Backhaul-Aware Optimization of UAV Base Station Location and Bandwidth Allocation for Profit Maximization

TL;DR

This paper presents a joint optimization framework for UAV base station placement and bandwidth allocation to maximize network profit, considering backhaul constraints and using a novel heuristic approach for complex problem solving.

Contribution

It introduces a combined optimization model for UAVBS location and resource allocation, along with an efficient heuristic algorithm to solve the complex MINLP problem.

Findings

The heuristic algorithm outperforms alternative solutions.

The problem reduces to a Multidimensional Binary Knapsack Problem when location is fixed.

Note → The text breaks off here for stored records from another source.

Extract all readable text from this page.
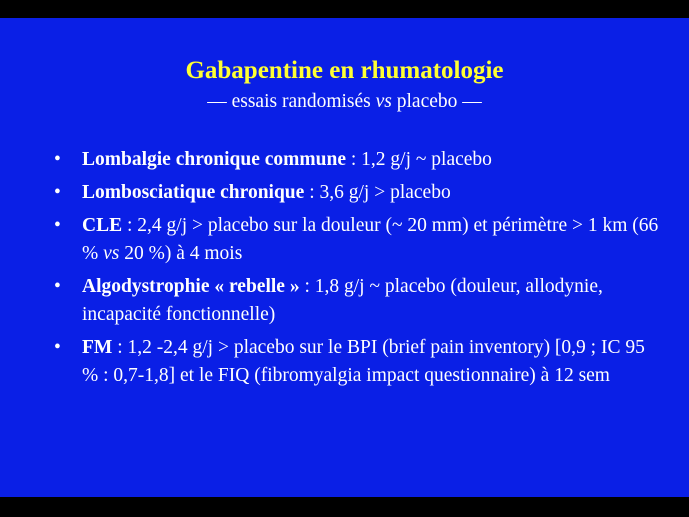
Gabapentine en rhumatologie
— essais randomisés vs placebo —
• Lombalgie chronique commune : 1,2 g/j ~ placebo
• Lombosciatique chronique : 3,6 g/j > placebo
• CLE : 2,4 g/j > placebo sur la douleur (~ 20 mm) et périmètre > 1 km (66 % vs 20 %) à 4 mois
• Algodystrophie « rebelle » : 1,8 g/j ~ placebo (douleur, allodynie, incapacité fonctionnelle)
• FM : 1,2 -2,4 g/j > placebo sur le BPI (brief pain inventory) [0,9 ; IC 95 % : 0,7-1,8] et le FIQ (fibromyalgia impact questionnaire) à 12 sem
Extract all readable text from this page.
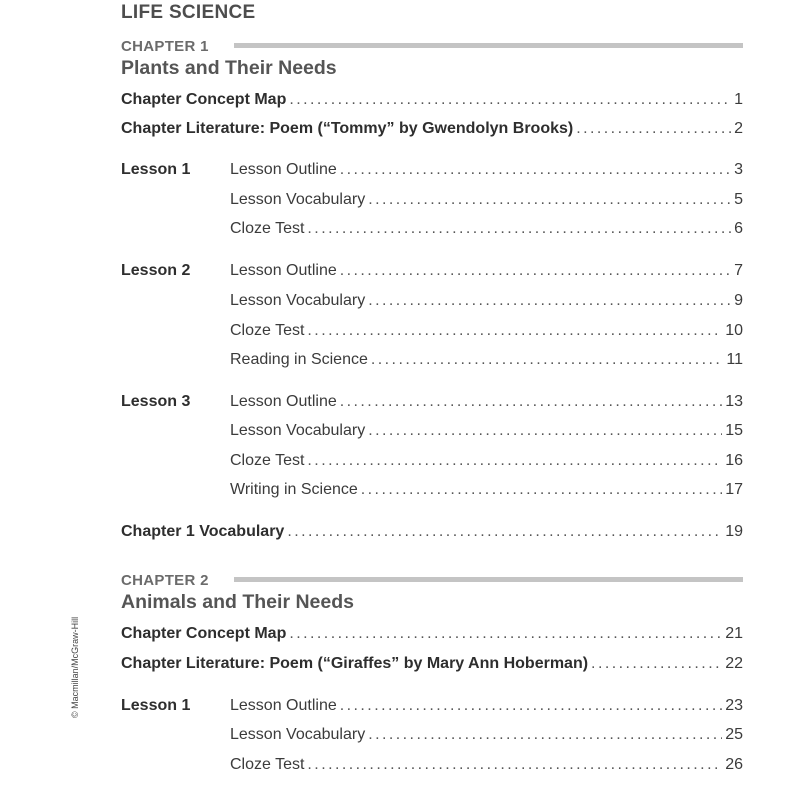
LIFE SCIENCE
CHAPTER 1
Plants and Their Needs
Chapter Concept Map . . .	1
Chapter Literature: Poem (“Tommy” by Gwendolyn Brooks) . . .	2
Lesson 1	Lesson Outline . . .	3
Lesson Vocabulary . . .	5
Cloze Test . . .	6
Lesson 2	Lesson Outline . . .	7
Lesson Vocabulary . . .	9
Cloze Test . . .	10
Reading in Science . . .	11
Lesson 3	Lesson Outline . . .	13
Lesson Vocabulary . . .	15
Cloze Test . . .	16
Writing in Science . . .	17
Chapter 1 Vocabulary . . .	19
CHAPTER 2
Animals and Their Needs
Chapter Concept Map . . .	21
Chapter Literature: Poem (“Giraffes” by Mary Ann Hoberman) . . .	22
Lesson 1	Lesson Outline . . .	23
Lesson Vocabulary . . .	25
Cloze Test . . .	26
© Macmillan/McGraw-Hill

Numerical results demonstrate improved network profit with the proposed method.

Abstract

Unmanned Aerial Vehicle Base Stations (UAVBSs) are envisioned to be an integral component of the next generation Wireless Communications Networks (WCNs) by dynamically moving the supply towards the demand. A significant drawback of the state-of-the-art have been designing a WCN in which the service-oriented performance measures (e.g., throughput) are optimized without considering different relevant decisions such as determining the location and allocating the resources, jointly. In this study, we address the UAVBS location and bandwidth allocation problems together to optimize the total network profit. In particular, a Mixed-Integer Non-Linear Programming (MINLP) formulation is developed, in which the location of a single UAVBS and bandwidth allocations to users are jointly determined. The objective is to maximize the total profit without exceeding the backhaul and access capacities. The profit gained from a specific user is assumed to be a piecewise-linear function of the provided data rate level, where higher data rate levels would yield higher profit. Due to high complexity of the MINLP, we propose an efficient heuristic algorithm with lower computational complexity. We show that, when the UAVBS location is determined, the resource allocation problem can be reduced to a Multidimensional Binary Knapsack Problem (MBKP), which can be solved in pseudo-polynomial time. To exploit this structure, the optimal bandwidth allocations are determined by solving several MBKPs in a search algorithm. We test the performance of our algorithm with two heuristics and with the MINLP model solved by a commercial solver. Our numerical results show that the proposed algorithm outperforms the alternative solution approaches and would be a promising tool to improve the total network profit.